Even as Europeans expect to offer Iran an upgraded incentive package to suspend uranium enrichment in the coming weeks, analysts say that cherry-picking of quotes and Western spin, coupled with "breathless" media reporting about Iranian recalcitrance, could point in a nondiplomatic direction.

Rhetoric ratcheted higher this week, with US Secretary of State Condoleezza Rice on Tuesday warning that "for the sake of peace, the world must not allow Iran to have a nuclear weapon." Israeli Prime Minister Ehud Olmert, speaking to the same pro-Israel lobby group, AIPAC, in Washington, said "the Iranian threat must be stopped by all possible means," adding that it was a global "duty" to take "drastic measures" to prevent it.

Even Democratic presidential candidate Barack Obama, who says the US must engage Iran with "strong diplomacy" – and told AIPAC Wednesday that this would enhance Israel's security also – said the "danger from Iran is grave," and that he would "do everything in my power to prevent Iran from obtaining a nuclear weapon – everything."

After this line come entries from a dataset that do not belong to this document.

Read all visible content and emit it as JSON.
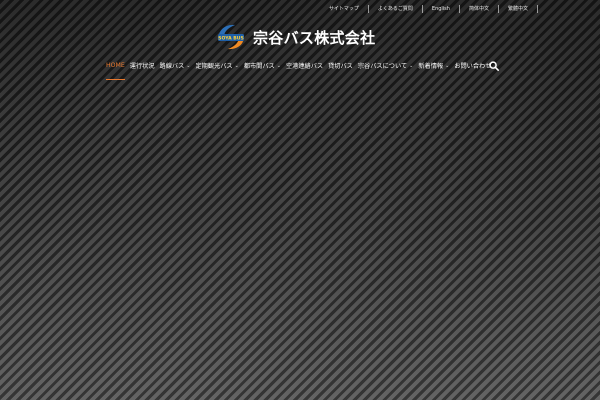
{
  "utility_links": [
    "サイトマップ",
    "よくあるご質問",
    "English",
    "简体中文",
    "繁體中文"
  ],
  "logo": {
    "mark_text": "SOYA BUS",
    "company_name": "宗谷バス株式会社"
  },
  "nav": [
    {
      "label": "HOME",
      "active": true,
      "dropdown": false
    },
    {
      "label": "運行状況",
      "active": false,
      "dropdown": false
    },
    {
      "label": "路線バス",
      "active": false,
      "dropdown": true
    },
    {
      "label": "定期観光バス",
      "active": false,
      "dropdown": true
    },
    {
      "label": "都市間バス",
      "active": false,
      "dropdown": true
    },
    {
      "label": "空港連絡バス",
      "active": false,
      "dropdown": false
    },
    {
      "label": "貸切バス",
      "active": false,
      "dropdown": false
    },
    {
      "label": "宗谷バスについて",
      "active": false,
      "dropdown": true
    },
    {
      "label": "新着情報",
      "active": false,
      "dropdown": true
    },
    {
      "label": "お問い合わせ",
      "active": false,
      "dropdown": false
    }
  ],
  "colors": {
    "accent": "#e8792f",
    "logo_blue": "#2c6fb7",
    "logo_orange": "#f08a24"
  },
  "icons": {
    "search": "search-icon",
    "dropdown": "chevron-down-icon"
  }
}
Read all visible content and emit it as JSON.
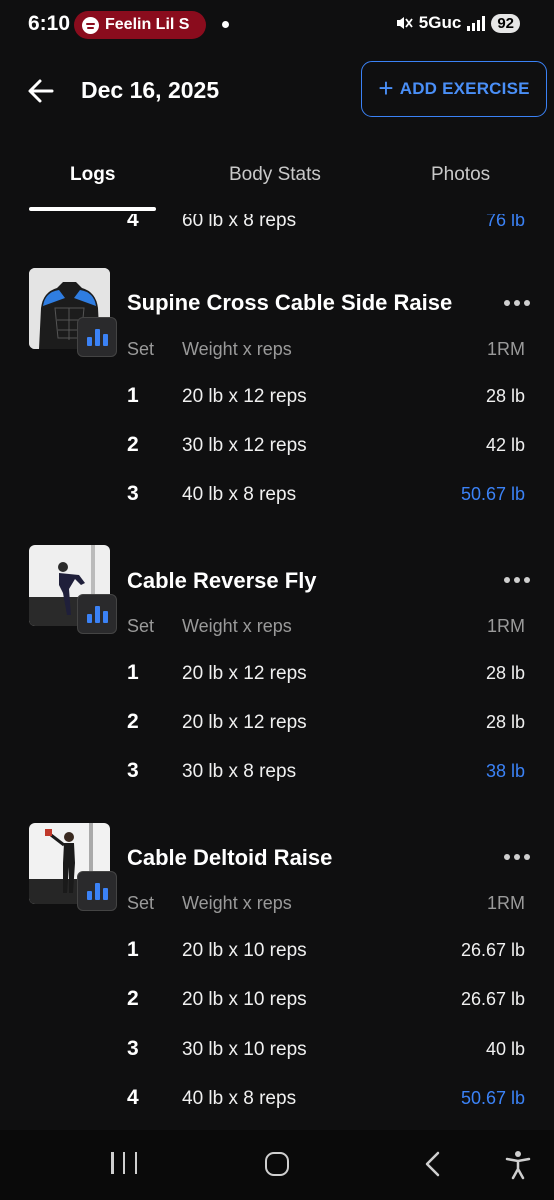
{
  "status": {
    "time": "6:10",
    "now_playing": "Feelin Lil S",
    "network": "5Guc",
    "battery": "92"
  },
  "header": {
    "date": "Dec 16, 2025",
    "add_button": "ADD EXERCISE"
  },
  "tabs": [
    {
      "label": "Logs",
      "active": true
    },
    {
      "label": "Body Stats",
      "active": false
    },
    {
      "label": "Photos",
      "active": false
    }
  ],
  "prev_row": {
    "set": "4",
    "weight_reps": "60 lb x 8 reps",
    "one_rm": "76 lb"
  },
  "columns": {
    "set": "Set",
    "weight_reps": "Weight x reps",
    "one_rm": "1RM"
  },
  "exercises": [
    {
      "name": "Supine Cross Cable Side Raise",
      "rows": [
        {
          "set": "1",
          "weight_reps": "20 lb x 12 reps",
          "one_rm": "28 lb",
          "best": false
        },
        {
          "set": "2",
          "weight_reps": "30 lb x 12 reps",
          "one_rm": "42 lb",
          "best": false
        },
        {
          "set": "3",
          "weight_reps": "40 lb x 8 reps",
          "one_rm": "50.67 lb",
          "best": true
        }
      ]
    },
    {
      "name": "Cable Reverse Fly",
      "rows": [
        {
          "set": "1",
          "weight_reps": "20 lb x 12 reps",
          "one_rm": "28 lb",
          "best": false
        },
        {
          "set": "2",
          "weight_reps": "20 lb x 12 reps",
          "one_rm": "28 lb",
          "best": false
        },
        {
          "set": "3",
          "weight_reps": "30 lb x 8 reps",
          "one_rm": "38 lb",
          "best": true
        }
      ]
    },
    {
      "name": "Cable Deltoid Raise",
      "rows": [
        {
          "set": "1",
          "weight_reps": "20 lb x 10 reps",
          "one_rm": "26.67 lb",
          "best": false
        },
        {
          "set": "2",
          "weight_reps": "20 lb x 10 reps",
          "one_rm": "26.67 lb",
          "best": false
        },
        {
          "set": "3",
          "weight_reps": "30 lb x 10 reps",
          "one_rm": "40 lb",
          "best": false
        },
        {
          "set": "4",
          "weight_reps": "40 lb x 8 reps",
          "one_rm": "50.67 lb",
          "best": true
        }
      ]
    }
  ],
  "colors": {
    "accent": "#3b82f6",
    "background": "#0f0f10",
    "spotify_pill": "#8a0c1d"
  }
}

Iran's supreme leader, Ayatollah Ali Khamenei, in Tehran's most vehement denial yet, said Tuesday that Iran "is not seeking a nuclear weapon," which would "only incur high costs and have no use. They do not bring power to a nation."

"We are seeking nuclear energy for peaceful purposes for daily use and we will continue this path to the envy of our enemies," said Ayatollah Khamenei, adding that Iran opposed the bomb "in principle and on religious grounds."